Hydraulic control means for [action] cargo handling reads the opening command value corresponding to the fork height position of the fork at that time with respect to the operation amount of the operation means when the from the storage means. Based on the opening command value read from the storage unit, the loading hydraulic control unit controls the opening of the control valve to control the expansion and contraction of the tilt cylinder, and performs the tilting operation of the fork.

Further, the loading hydraulic control means reads from the storage means an opening command value corresponding to the current lifting position and the load of the loading with respect to the operation amount of the operating means at that time.
Based on the opening command value read from the storage unit, the cargo handling hydraulic control unit controls the opening of the control valve to control the expansion and contraction of the tilt cylinder and the tilt control of the fork.

[0018]

DETAILED DESCRIPTION OF THE PREFERRED EMBODIMENTS An embodiment of the tilt control of a tilt cylinder in a forklift will be described below with reference to FIGS.

As shown in FIG. 1, the forklift is provided with a lift lever 1 in the driver's seat. And
The operation direction and operation angle θ of the lift lever 1 are detected by a lever operation amount detection sensor (for example, a potentiometer) 2 and output to a controller 3 as a hydraulic control unit for cargo handling. The opening of the control valve 4 is controlled by the controller 3 to adjust the flow rate of the hydraulic oil. The adjusted hydraulic oil is supplied to a lift cylinder 6 provided on the mast 5, and the lift cylinder 6 is controlled to move up and down. The lifting / lowering control of the lift cylinder 6 controls the lifting / lowering speed of the fork 7.

The forklift is provided with a tilt lever 8 at the driver's seat. Then, the operation direction and operation angle (operation amount) θ of the tilt lever 8 are detected by a lever operation amount detection sensor (for example, a potentiometer) 9 as operation amount detection means and output to the controller 3. The opening of the control valve 10 is controlled by the controller 3 to adjust the flow rate of the hydraulic oil. The adjusted hydraulic oil is supplied to the tilt cylinder 11, and the mast 5 is tilt-controlled. The tilting speed of the fork 7 is controlled by the tilting control of the mast 5.

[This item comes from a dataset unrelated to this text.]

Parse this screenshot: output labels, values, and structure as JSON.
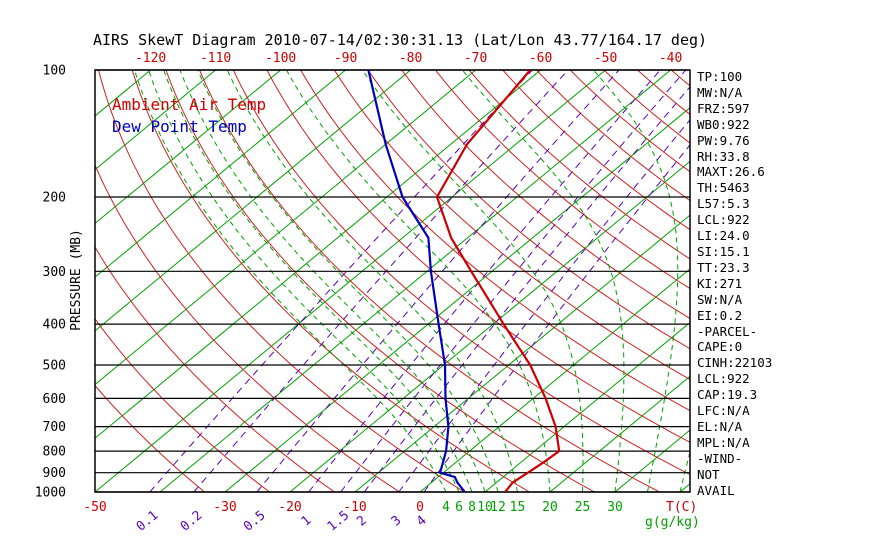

That is, the controller 3 controls the tilt of the fork 7 based on the operation direction and the operation angle θ of the tilt lever 8. When the operation angle θ of the tilt lever 8 is in the range of the reference operation angle θ1 from the neutral position or the reference operation angle −θ1 from the neutral position, a dead zone for not operating the tilt cylinder 11 is provided, and the operation angle θ of the lift lever 1 is reduced. If the reference operation angle is ± θ1 or more, the opening of the control valve 10 is controlled by the controller 3 based on the operation angle θ, and the tilting control of the fork 7 is performed. Further, when the tilt lever 8 becomes a predetermined operation angle ± θn or more, the controller 3 controls the control valve 10 to a constant opening regardless of the operation angle θ, and supplies a certain amount of hydraulic oil to the tilt cylinder 1.
1 to control the tilting of the fork 7 at a constant speed.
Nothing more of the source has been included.